Feature Request: Select frames with binary differences and write a repaired file for recovering corrupt video files.
When dubbing DV video cassettes to the hard drive, random read errors occur repeatedly. These result in artifacts in the video and audio. The reading of the files is deterministic as there is no reencoding of the raw digital video data. Read errors (differences) can be detected by performing a binary analysis of the files.
I would therefore like to suggest the following feature for video compare:
- Video compare is enabled to jump to frames that show binary differences between the two video files A and B.
- The user now selects for each differing frame whether he wants to accept the frame from A or B.
- Once completed, the identical video data and all selected frames are exported to a new video file (binary copy operation).
It is clear that such an operation does not work with all video formats. I am also aware that video compare was designed only for viewing and comparing, not for writing new video data. Nevertheless, I would like to put this feature up for discussion.
Hi @Somebodyisnobody.
Thank you for your detailed suggestion. It’s a thoughtful idea and I appreciate the explanation. However, this isn’t something I plan to work on for the following reasons:
- As you mention,
video-compareis designed purely for viewing and visual analysis, not for editing or writing new video files. - It does not handle audio, whereas your proposed workflow (correct me if I'm wrong) would require frame-level binary manipulation that also affects audio data.

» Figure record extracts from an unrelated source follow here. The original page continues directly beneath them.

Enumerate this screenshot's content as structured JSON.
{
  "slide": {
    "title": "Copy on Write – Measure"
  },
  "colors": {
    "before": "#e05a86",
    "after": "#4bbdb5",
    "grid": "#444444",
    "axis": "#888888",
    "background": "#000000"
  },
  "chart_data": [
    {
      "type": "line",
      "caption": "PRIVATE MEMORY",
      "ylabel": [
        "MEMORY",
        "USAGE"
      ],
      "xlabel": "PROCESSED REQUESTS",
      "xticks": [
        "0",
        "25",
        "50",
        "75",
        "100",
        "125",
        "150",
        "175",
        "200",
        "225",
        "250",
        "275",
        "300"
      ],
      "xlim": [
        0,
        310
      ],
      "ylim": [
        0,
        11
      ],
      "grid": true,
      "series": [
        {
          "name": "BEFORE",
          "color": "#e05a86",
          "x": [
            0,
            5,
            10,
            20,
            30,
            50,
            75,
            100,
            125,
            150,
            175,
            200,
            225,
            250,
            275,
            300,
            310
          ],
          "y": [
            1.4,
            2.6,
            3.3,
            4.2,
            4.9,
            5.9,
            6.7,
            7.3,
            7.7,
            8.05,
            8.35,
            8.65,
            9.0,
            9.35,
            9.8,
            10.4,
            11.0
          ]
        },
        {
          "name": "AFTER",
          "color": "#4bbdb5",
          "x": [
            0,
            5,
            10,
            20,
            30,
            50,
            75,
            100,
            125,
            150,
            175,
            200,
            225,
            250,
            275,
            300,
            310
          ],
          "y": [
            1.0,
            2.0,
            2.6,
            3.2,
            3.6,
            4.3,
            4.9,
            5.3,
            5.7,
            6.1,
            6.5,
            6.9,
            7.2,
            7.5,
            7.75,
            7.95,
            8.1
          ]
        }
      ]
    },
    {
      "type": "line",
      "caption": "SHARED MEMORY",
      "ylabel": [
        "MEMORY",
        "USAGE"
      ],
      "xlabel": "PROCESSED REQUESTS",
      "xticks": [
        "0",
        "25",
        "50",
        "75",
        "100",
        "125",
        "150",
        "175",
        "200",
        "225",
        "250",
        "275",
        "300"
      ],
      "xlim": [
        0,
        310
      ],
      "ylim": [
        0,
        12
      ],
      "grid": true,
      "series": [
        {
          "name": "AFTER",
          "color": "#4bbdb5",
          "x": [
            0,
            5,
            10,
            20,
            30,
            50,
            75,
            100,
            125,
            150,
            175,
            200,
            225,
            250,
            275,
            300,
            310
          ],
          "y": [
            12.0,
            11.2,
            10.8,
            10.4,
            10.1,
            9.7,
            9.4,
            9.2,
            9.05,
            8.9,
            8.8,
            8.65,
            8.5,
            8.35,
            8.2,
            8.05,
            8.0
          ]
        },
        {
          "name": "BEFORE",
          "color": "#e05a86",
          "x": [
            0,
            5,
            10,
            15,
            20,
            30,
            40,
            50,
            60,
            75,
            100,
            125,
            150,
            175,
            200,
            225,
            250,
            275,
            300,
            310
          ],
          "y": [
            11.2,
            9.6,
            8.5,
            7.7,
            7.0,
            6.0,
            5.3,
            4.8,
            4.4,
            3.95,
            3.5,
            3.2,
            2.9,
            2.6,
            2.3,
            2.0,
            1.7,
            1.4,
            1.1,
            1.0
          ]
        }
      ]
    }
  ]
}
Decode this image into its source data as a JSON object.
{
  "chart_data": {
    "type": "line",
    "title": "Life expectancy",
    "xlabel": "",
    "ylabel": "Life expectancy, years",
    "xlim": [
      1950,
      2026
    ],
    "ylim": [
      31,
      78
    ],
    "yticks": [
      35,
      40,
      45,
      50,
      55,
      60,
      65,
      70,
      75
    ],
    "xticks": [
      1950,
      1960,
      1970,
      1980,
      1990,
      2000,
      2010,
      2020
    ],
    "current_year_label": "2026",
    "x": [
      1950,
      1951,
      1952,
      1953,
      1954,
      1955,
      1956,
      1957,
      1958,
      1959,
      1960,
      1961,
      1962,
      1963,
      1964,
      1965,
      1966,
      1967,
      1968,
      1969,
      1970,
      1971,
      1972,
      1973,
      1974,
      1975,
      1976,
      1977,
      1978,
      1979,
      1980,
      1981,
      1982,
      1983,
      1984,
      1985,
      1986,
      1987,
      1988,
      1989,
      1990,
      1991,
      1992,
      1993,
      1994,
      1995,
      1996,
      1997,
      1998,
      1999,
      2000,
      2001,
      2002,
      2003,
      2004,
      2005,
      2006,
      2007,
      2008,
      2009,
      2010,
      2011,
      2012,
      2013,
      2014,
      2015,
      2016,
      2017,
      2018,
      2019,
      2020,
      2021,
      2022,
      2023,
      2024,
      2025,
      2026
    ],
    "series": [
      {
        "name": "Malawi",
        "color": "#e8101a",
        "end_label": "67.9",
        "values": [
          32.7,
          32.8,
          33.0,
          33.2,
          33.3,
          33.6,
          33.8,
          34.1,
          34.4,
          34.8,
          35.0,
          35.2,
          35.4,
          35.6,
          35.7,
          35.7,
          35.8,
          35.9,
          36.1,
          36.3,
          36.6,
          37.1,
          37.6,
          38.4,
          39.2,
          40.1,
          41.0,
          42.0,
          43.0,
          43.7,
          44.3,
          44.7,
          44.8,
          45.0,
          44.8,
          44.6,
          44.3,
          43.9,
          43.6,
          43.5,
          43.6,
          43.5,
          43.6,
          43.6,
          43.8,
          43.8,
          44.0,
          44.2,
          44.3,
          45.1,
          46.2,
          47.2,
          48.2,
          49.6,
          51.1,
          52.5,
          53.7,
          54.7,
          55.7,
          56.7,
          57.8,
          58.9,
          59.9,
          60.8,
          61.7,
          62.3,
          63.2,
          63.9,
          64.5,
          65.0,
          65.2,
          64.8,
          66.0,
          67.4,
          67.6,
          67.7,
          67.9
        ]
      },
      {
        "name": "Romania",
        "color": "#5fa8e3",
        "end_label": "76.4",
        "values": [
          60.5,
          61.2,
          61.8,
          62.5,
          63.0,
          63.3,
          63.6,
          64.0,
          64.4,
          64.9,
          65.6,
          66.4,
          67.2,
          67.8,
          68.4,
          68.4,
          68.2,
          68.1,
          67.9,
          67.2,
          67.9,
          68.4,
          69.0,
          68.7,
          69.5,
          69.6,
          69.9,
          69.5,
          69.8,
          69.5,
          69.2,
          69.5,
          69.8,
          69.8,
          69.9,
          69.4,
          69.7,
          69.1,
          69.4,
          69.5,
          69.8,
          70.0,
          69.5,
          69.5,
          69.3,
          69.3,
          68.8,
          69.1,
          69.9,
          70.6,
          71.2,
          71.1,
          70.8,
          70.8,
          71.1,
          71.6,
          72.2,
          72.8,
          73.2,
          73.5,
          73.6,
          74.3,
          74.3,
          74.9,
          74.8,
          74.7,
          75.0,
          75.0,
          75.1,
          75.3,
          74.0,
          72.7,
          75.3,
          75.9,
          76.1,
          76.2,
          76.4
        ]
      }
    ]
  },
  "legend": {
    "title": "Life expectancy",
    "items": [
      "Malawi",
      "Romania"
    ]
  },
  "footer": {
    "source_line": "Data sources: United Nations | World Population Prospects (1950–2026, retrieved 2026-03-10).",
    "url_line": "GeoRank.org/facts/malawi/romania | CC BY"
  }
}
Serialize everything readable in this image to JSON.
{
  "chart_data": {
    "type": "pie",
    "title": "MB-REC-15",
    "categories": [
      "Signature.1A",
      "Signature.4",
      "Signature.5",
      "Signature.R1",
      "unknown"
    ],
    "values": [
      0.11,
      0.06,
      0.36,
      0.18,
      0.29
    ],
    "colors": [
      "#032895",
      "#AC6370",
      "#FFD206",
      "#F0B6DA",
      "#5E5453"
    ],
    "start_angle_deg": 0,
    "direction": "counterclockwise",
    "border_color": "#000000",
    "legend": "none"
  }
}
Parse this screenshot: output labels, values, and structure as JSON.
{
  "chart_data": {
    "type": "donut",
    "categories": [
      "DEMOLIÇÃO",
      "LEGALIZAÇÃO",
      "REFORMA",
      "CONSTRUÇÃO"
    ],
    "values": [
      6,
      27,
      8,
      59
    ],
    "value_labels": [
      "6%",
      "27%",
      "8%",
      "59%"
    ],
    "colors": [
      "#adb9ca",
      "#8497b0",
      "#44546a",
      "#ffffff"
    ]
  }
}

- The use case is niche, and adding support for deterministic DV frame reconstruction would introduce significant complexity outside the scope of the project.
That said, I’ll leave this issue open in case someone is interested in creating a separate tool or a fork of video-compare for this purpose. It’s a completely valid idea; just not a good fit for the goals of this project.
Hello Jon, Thank you for your assessment. I agree with you and understand your point with the audio. However, let's note that the use case would not only be the DV format, but any container that does not break if individual bits and bytes are incorrect and errors occurred during transmission or storage for whatever reason. Transferring DV videos from the camera is just one example. Another example: Two storage media (DVD, hard disk) that both store a video over a long period of time for archiving purposes. Both media are damaged and the data is corrupted.